Can volunteering shape your career and life?

THE PERSONAL EDGE

With several colleges and workplaces involving their employees and students in social causes, youngsters are channeling their skills into giving back to society and learning to better their social, professional and personal lives, finds out Meera Vijayann.

These days, students and young working professionals everywhere seem to have a similar response when asked if they find time outside their classrooms and workplaces —  ‘I’m busy.

’ To some, it is an attempt to disguise their lack of interest in a real social life, and to others, it is a great excuse to wiggle out of anything without being weighed down by guilt. Yet, there’s a refreshing wave of social activity among youngsters who are trying to break free of this cycle of meaninglessness and use their time to personally grow.

  With several colleges and workplaces involving their employees and students in social causes, youngsters now seem to have a way that channels their skills into ‘giving back to society’ and learning to better their social, professional and personal lives.

The spirit of volunteering

The first question that most students ask is: ‘Why must I volunteer?”  In an incentive-driven world, it is a common notion that there isn’t much time for us to invest our time in activities that won’t lead to monetary gain. Yet, this is a myth.  Volunteering, unlike other activities, allows each one of us to experience being part of our environment, and take part in our society and what a person gains from it, is priceless in terms of learning life skills.

The learning that students often take away, is measured not only in terms of experience, but in terms of personal growth. Madhumitha Madhavan, a student at the George Washington University, admits, “During my undergraduate year at college, I began to get disillusioned. Volunteering for me was, therefore, a good opportunity to explore new things as I was trying to figure out what I wanted to do with my life. Being a volunteer meant that I was not expected to posses the exact skills the organisation needed. It wasn’t like interviewing for a job. So I could gain the skills without committing to the job and figure out what I might want to do when I graduated.”

Maneesh Matthew, another young professional, excitedly charts out on his volunteering experience at CRY.  “When I volunteered, I visited a slum near the Central Station and spent time with children there. These children took up so many responsibilities at such a young age. It was an eye-opening experience to help better their lives.”

The experience, for many like Maneesh, proved priceless in terms of career. Most companies are consciously encouraging their employees to engage with the social sector in a drive to help people shape develop their personal skills and learning deeper values such as gratitude, appreciation and empathy.

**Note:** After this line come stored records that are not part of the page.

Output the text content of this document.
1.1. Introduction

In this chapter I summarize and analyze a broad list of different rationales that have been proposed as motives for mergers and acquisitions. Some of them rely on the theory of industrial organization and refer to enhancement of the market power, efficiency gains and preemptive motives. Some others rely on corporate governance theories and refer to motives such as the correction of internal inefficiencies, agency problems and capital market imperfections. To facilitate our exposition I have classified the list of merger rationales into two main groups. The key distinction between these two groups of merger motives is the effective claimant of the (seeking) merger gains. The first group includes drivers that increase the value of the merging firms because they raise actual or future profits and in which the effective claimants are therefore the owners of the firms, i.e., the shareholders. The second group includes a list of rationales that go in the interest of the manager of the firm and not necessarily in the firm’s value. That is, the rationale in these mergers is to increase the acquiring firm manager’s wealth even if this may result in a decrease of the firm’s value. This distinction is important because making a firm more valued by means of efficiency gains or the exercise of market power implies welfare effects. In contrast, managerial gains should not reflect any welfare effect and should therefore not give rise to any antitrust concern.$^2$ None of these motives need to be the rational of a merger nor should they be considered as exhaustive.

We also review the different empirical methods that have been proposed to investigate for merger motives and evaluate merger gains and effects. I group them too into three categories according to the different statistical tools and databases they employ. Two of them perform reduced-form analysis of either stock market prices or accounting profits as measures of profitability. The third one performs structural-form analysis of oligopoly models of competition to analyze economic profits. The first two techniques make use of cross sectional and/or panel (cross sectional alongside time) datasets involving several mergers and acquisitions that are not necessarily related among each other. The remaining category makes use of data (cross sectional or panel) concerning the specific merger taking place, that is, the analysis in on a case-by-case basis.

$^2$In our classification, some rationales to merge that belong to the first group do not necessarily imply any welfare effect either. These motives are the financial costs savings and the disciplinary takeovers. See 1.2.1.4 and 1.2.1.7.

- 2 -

Companies and banks such as Hindustan Lever, Barclays, Standard Chartered, Axis, IBM, JP Morgan and Genpact routinely encourage thousands of employees through their CSR initiatives to take part in community projects in a quest to not only help them develop life skills but practically hone their project management and organisation skills as well.

How to volunteer

Several agencies offer both domestic and international opportunities for people of all ages. Organisations such as Go Volunteer India (govolunteerindia.org), IDEX (idex.in) and Volunteer Overseas International (vsoindia.org) are committed to encouraging citizens to take up voluntary work on a term basis.

The easiest way to find a good place to volunteer with is to first identify your interest in a certain area and then, go about finding an organisation that works in that certain field. Old age homes, orphanages and homeless shelters are often open to volunteers helping them without a time constraint. A few NGOs that constantly accept volunteers are:

*Sammaan Foundation
*Goonj
*Smile Foundation
*Pratham
* Foundation
*HelpAge India
*Teach For India
*Amaidi

Looking back, Madhumitha talks of choosing to pursue her interest in social development. “I am studying development, a completely different field from engineering. I am grateful for my engineering degree which gave me certain important skills, but if I hadn’t volunteered, I don’t know what I would have done with my life,” she says.

Maneesh too, admits that volunteering had opened his eyes to an other side of life. “I think the best part of all this was to be able to see a genuine smile on a child’s face. You see, I never wanted to do what I did, but it made me more responsible and I feel it added value to my life.” Certainly, there are many others who echo their thoughts.

However, not everyone feels the need to volunteer with an organisation, but prefer to take a pro-active part in communities, which is another wonderful way for various youth to meet, act and learn from each other. A great example of this would be ‘spot-fixes’ which are undertaken by many civic groups such as The Ugly Indian and Eco Freaks.

Numerous volunteers collaborate on social media to meet routinely to clean up neighbourhoods, public spaces or city streets. When asked if she felt that it was important for all youth to volunteer, Madhumitha reiterates, “I don’t want to say it is crucial for ALL young people to volunteer, since some are more aware of what they want than the others.

However, if you ever feel lost or confused or perhaps like you don’t have a purpose, volunteering is definitely the second best way, after travel, to discover things about yourself. And if you can do both, then there is nothing to beat that!” Perhaps, it’s this that brings to mind John Ruskin’s famous words, “The highest reward for a person’s work is not what they get for it, but what they become because of it.”